Welcome to the ultimate destination for celebrating the unsung heroes of the dog rescue world. At Rescue Spotlight, we're dedicated to highlighting the remarkable journeys of rescue organizations and the incredible individuals behind them.

Whether you seek heartwarming tales of second chances, inspiring stories of rescue missions, or practical insights into the world of dog adoption, you'll find it all here.

Today, we're privileged to interview Jeanna Wright, one of the devoted people behind Bluegrass Bully Rescue You can find a direct link to their Instagram here.

Here is their story:

What inspired you to start or become involved with this rescue organization?

Wright: I fostered a dog back in 2015 and failed almost immediately. I became more involved with that rescue and eventually left there to start this rescue with some friends.

Can you tell us about a particularly memorable rescue mission or adoption story that stands out to you?

Wright: Back in 2020 we took in a dog and I was the one who picked him up to bring him to his foster. He was easily the thinnest dog I had ever seen. You could see every bone in his body. He had sores on his back and his head. I just wasn’t prepared for his condition. He laid down in my lap as I drove. It was like he knew he was finally safe.

What are some of the biggest challenges you face as a rescue organization, and how do you overcome them?

Wright: The two biggest challenges are funding and fosters. We are a foster-based rescue so we cannot take in dogs if we don’t have foster homes available. We are reliant on donations to be able to provide food, toys, puppy pads, and vetting to the dogs we have in rescue.

How do you select the dogs that your organization takes in, and what criteria do you use for adoption?

Wright: Intake is based on foster homes available to an extent. Dogs over 6 months old we do not commit to unless we have met the dog to determine their personality. Also based on funding availability at the time. Criteria for adoption is based on vet checks, all animals in the home must be up to date on vaccinations and spayed or neutered. We also do a home visit to ensure the home is safe and to interview the residents of the home.

In what ways do you work to rehabilitate and socialize dogs before they are adopted?

Wright: We get the dogs vetted which includes vaccinations based on age, health checks, check for Lyme disease, worms, etc. we also have the dogs spayed or neutered and microchipped. We start all dogs on flea/tick preventative and heartworm preventative. All dogs are in homes with other dogs. So foster homes have kids and cat or farm animals too. We have in-person adoption events to encourage more socialization with dogs and people.

What role do volunteers play in your organization, and how can people get involved?

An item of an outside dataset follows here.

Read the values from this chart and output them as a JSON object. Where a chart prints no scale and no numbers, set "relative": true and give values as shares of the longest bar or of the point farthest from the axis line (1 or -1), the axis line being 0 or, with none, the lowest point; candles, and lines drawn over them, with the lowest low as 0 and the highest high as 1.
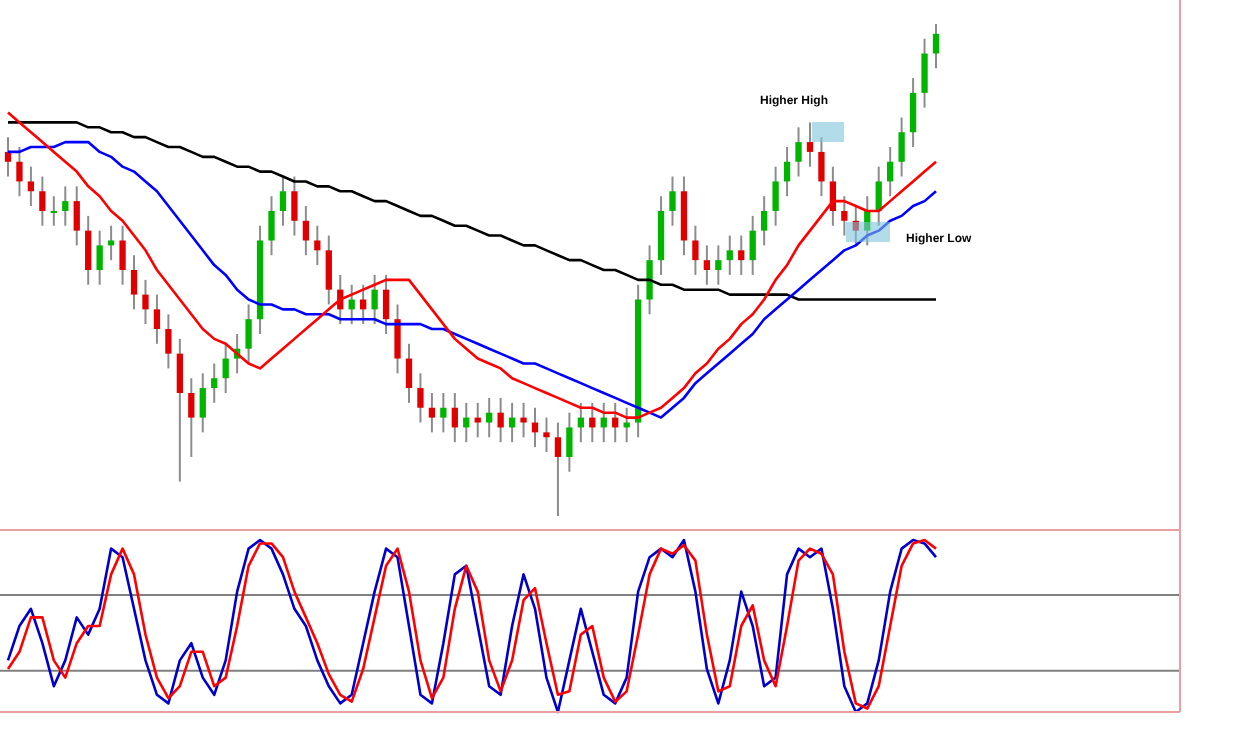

Wright: We have volunteers that foster, help handle dogs at events, process applications, do home visits, transport dogs, plan events, and fundraisers. If someone wanted to get involved they can email us.

Can you share some success stories of dogs who were once in your care and have now found loving forever homes?

Wright: The dog I spoke about earlier was medically rehabbed and is now living with his adopter and a dog sister. He is a good weight and a loving dog. Several of our dogs were adopted by their fosters and many still foster for us so we get to see updates often. I personally have adopted a dog from the rescue.

How does your organization collaborate with other rescues, shelters, or animal welfare organizations?

Wright: We work with shelters to try to pull dogs in need when we have room available. We typically just reach out when we see dogs posted or reach out to shelters we have worked with in the past when we have room available to see if they have a dog that would fit in that foster’s home. We collaborate with other rescues to help with transport or to discuss current issues with different dogs and just to bounce ideas off each other.

What initiatives or programs does your rescue have in place to promote responsible pet ownership and prevent pet homelessness?

Wright: When someone contacts us to surrender a dog we always ask what we can do to help them keep the dog. We offer suggestions for whatever issue they are having. We can suggest trainers in their area. We have offered to spay and neuter dogs for those in need. We have given out food, crates, supplies to people in need.

Looking ahead, what are your organization's goals and aspirations for the future?

Wright: We would love to have a facility to quarantine dogs before they go into foster homes. We would like to offer some kind of consistent mobile vetting options to homeless people with dogs. Spay and neuter clinics would be another aspiration along with a dog food bank.